When I type the following into my browser (firefox):
http://foo:[EMAIL PROTECTED]:8000/~dpopowich/py/parsed?a=b&c=d#here
Here's the output:
req.hostname: localhost
req.unparsed_uri: /~dpopowich/py/parsed?a=b&c=d
req.parsed_uri: (None, None, None, None, None, 8000,
'/~dpopowich/py/parsed', 'a=b&c=d', None)

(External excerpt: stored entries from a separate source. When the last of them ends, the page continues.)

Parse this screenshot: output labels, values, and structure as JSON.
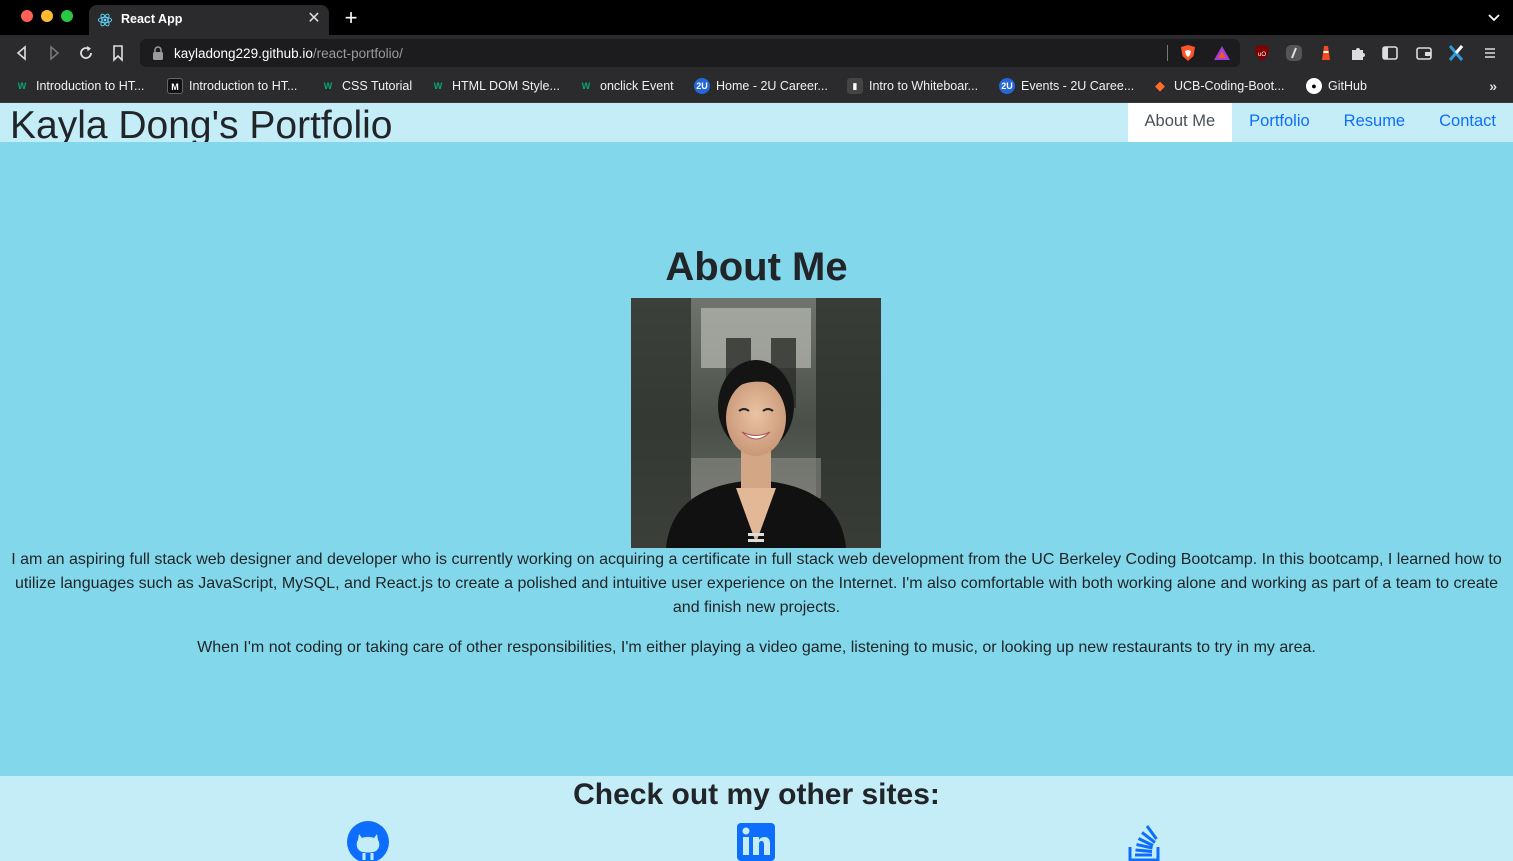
{
  "browser": {
    "tab_title": "React App",
    "url_domain": "kayladong229.github.io",
    "url_path": "/react-portfolio/",
    "bookmarks": [
      {
        "label": "Introduction to HT...",
        "icon": "w3schools-icon"
      },
      {
        "label": "Introduction to HT...",
        "icon": "m-icon"
      },
      {
        "label": "CSS Tutorial",
        "icon": "w3schools-icon"
      },
      {
        "label": "HTML DOM Style...",
        "icon": "w3schools-icon"
      },
      {
        "label": "onclick Event",
        "icon": "w3schools-icon"
      },
      {
        "label": "Home - 2U Career...",
        "icon": "2u-icon"
      },
      {
        "label": "Intro to Whiteboar...",
        "icon": "book-icon"
      },
      {
        "label": "Events - 2U Caree...",
        "icon": "2u-icon"
      },
      {
        "label": "UCB-Coding-Boot...",
        "icon": "gitlab-icon"
      },
      {
        "label": "GitHub",
        "icon": "github-icon"
      }
    ],
    "more_bookmarks": "»"
  },
  "header": {
    "title": "Kayla Dong's Portfolio",
    "nav": [
      "About Me",
      "Portfolio",
      "Resume",
      "Contact"
    ],
    "active_nav": "About Me"
  },
  "about": {
    "heading": "About Me",
    "paragraph1": "I am an aspiring full stack web designer and developer who is currently working on acquiring a certificate in full stack web development from the UC Berkeley Coding Bootcamp. In this bootcamp, I learned how to utilize languages such as JavaScript, MySQL, and React.js to create a polished and intuitive user experience on the Internet. I'm also comfortable with both working alone and working as part of a team to create and finish new projects.",
    "paragraph2": "When I'm not coding or taking care of other responsibilities, I'm either playing a video game, listening to music, or looking up new restaurants to try in my area."
  },
  "footer": {
    "heading": "Check out my other sites:",
    "links": [
      "github-icon",
      "linkedin-icon",
      "stackoverflow-icon"
    ]
  },
  "colors": {
    "header_bg": "#c5edf7",
    "main_bg": "#82d8ea",
    "link": "#0d6efd",
    "text": "#212529"
  }
}
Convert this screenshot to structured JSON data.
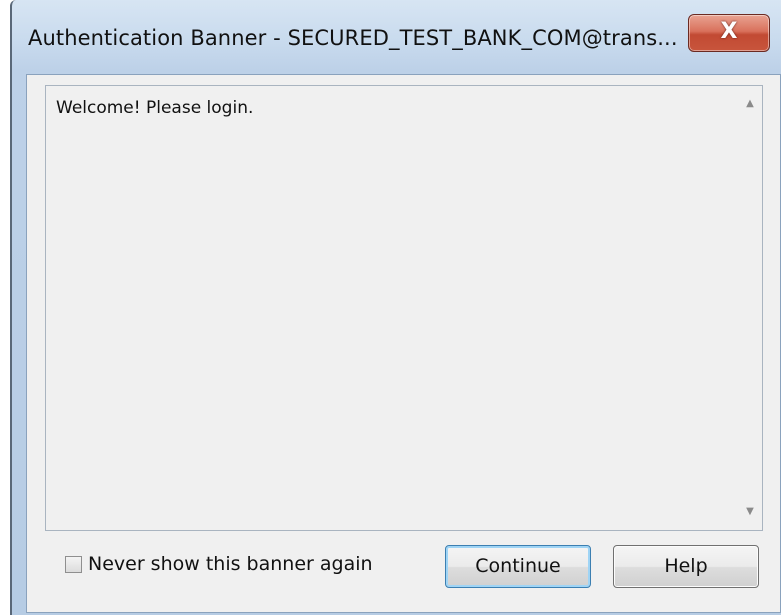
{
  "window": {
    "title": "Authentication Banner - SECURED_TEST_BANK_COM@trans...",
    "close_label": "X"
  },
  "banner": {
    "message": "Welcome! Please login.",
    "scroll_up_glyph": "▲",
    "scroll_down_glyph": "▼"
  },
  "footer": {
    "never_show_label": "Never show this banner again",
    "never_show_checked": false,
    "continue_label": "Continue",
    "help_label": "Help"
  },
  "colors": {
    "titlebar": "#c9dbee",
    "close_button": "#c94c34",
    "client_background": "#f0f0f0",
    "default_button_border": "#3c7fb1"
  }
}
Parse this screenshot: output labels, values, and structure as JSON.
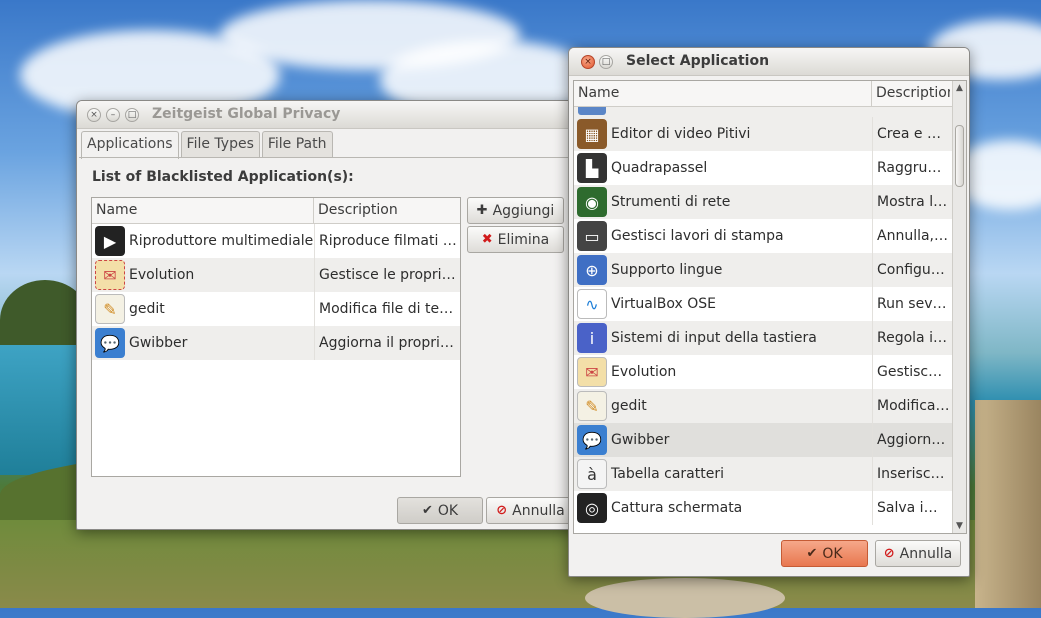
{
  "privacy_window": {
    "title": "Zeitgeist Global Privacy",
    "tabs": [
      "Applications",
      "File Types",
      "File Path"
    ],
    "section_label": "List of Blacklisted Application(s):",
    "columns": [
      "Name",
      "Description"
    ],
    "rows": [
      {
        "name": "Riproduttore multimediale",
        "desc": "Riproduce filmati …",
        "icon": "video-clapper-icon"
      },
      {
        "name": "Evolution",
        "desc": "Gestisce le propri…",
        "icon": "evolution-mail-icon"
      },
      {
        "name": "gedit",
        "desc": "Modifica file di te…",
        "icon": "gedit-pencil-icon"
      },
      {
        "name": "Gwibber",
        "desc": "Aggiorna il propri…",
        "icon": "gwibber-speech-icon"
      }
    ],
    "add_label": "Aggiungi",
    "remove_label": "Elimina",
    "ok_label": "OK",
    "cancel_label": "Annulla"
  },
  "select_window": {
    "title": "Select Application",
    "columns": [
      "Name",
      "Description"
    ],
    "rows": [
      {
        "name": "Editor di video Pitivi",
        "desc": "Crea e m…",
        "icon": "pitivi-film-icon"
      },
      {
        "name": "Quadrapassel",
        "desc": "Raggrup…",
        "icon": "quadrapassel-blocks-icon"
      },
      {
        "name": "Strumenti di rete",
        "desc": "Mostra le…",
        "icon": "radar-network-icon"
      },
      {
        "name": "Gestisci lavori di stampa",
        "desc": "Annulla, …",
        "icon": "printer-icon"
      },
      {
        "name": "Supporto lingue",
        "desc": "Configur…",
        "icon": "globe-language-icon"
      },
      {
        "name": "VirtualBox OSE",
        "desc": "Run sever…",
        "icon": "virtualbox-monitor-icon"
      },
      {
        "name": "Sistemi di input della tastiera",
        "desc": "Regola i s…",
        "icon": "info-icon"
      },
      {
        "name": "Evolution",
        "desc": "Gestisce l…",
        "icon": "evolution-mail-icon"
      },
      {
        "name": "gedit",
        "desc": "Modifica …",
        "icon": "gedit-pencil-icon"
      },
      {
        "name": "Gwibber",
        "desc": "Aggiorna …",
        "icon": "gwibber-speech-icon"
      },
      {
        "name": "Tabella caratteri",
        "desc": "Inserisce …",
        "icon": "character-map-icon"
      },
      {
        "name": "Cattura schermata",
        "desc": "Salva im…",
        "icon": "camera-lens-icon"
      }
    ],
    "selected_index": 9,
    "ok_label": "OK",
    "cancel_label": "Annulla"
  }
}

req.uri: /~dpopowich/py/parsed
req.args: a=b&c=d
It appears only "/PATH?QUERY" has been passed to the server and I
confirmed this by sniffing the packets. It's interesting that the
port is set and hostname is not...I think this has to do with some
code in the virtual host handling.
Here's the output with a verbose call with curl (same uri as above):
* About to connect() to localhost port 8000
* Trying 127.0.0.1... connected
* Connected to localhost (127.0.0.1) port 8000
* Server auth using Basic with user 'foo'
> GET /~dpopowich/py/parsed?a=b&c=d#here HTTP/1.1
> Authorization: Basic Zm9vOmJhcg==
> User-Agent: curl/7.15.0 (i486-pc-linux-gnu) libcurl/7.15.0 OpenSSL/0.9.8a
zlib/1.2.3 libidn/0.5.18
> Host: localhost:8000
> Accept: */*
>
< HTTP/1.1 200 OK
< Date: Wed, 30 Nov 2005 15:43:19 GMT
< Server: Apache/2.0.54 (Debian GNU/Linux) mod_python/3.2.5b Python/2.3.5
mod_perl/2.0.1 Perl/v5.8.7
< Connection: close
< Transfer-Encoding: chunked
< Content-Type: text/plain
req.hostname: localhost
req.unparsed_uri: /~dpopowich/py/parsed?a=b&c=d#here
req.parsed_uri: (None, None, None, None, None, 8000,
'/~dpopowich/py/parsed', 'a=b&c=d', 'here')
req.uri: /~dpopowich/py/parsed
req.args: a=b&c=d
* Closing connection #0
Notice how "/PATH?QUERY#FRAGMENT" is passed with this client.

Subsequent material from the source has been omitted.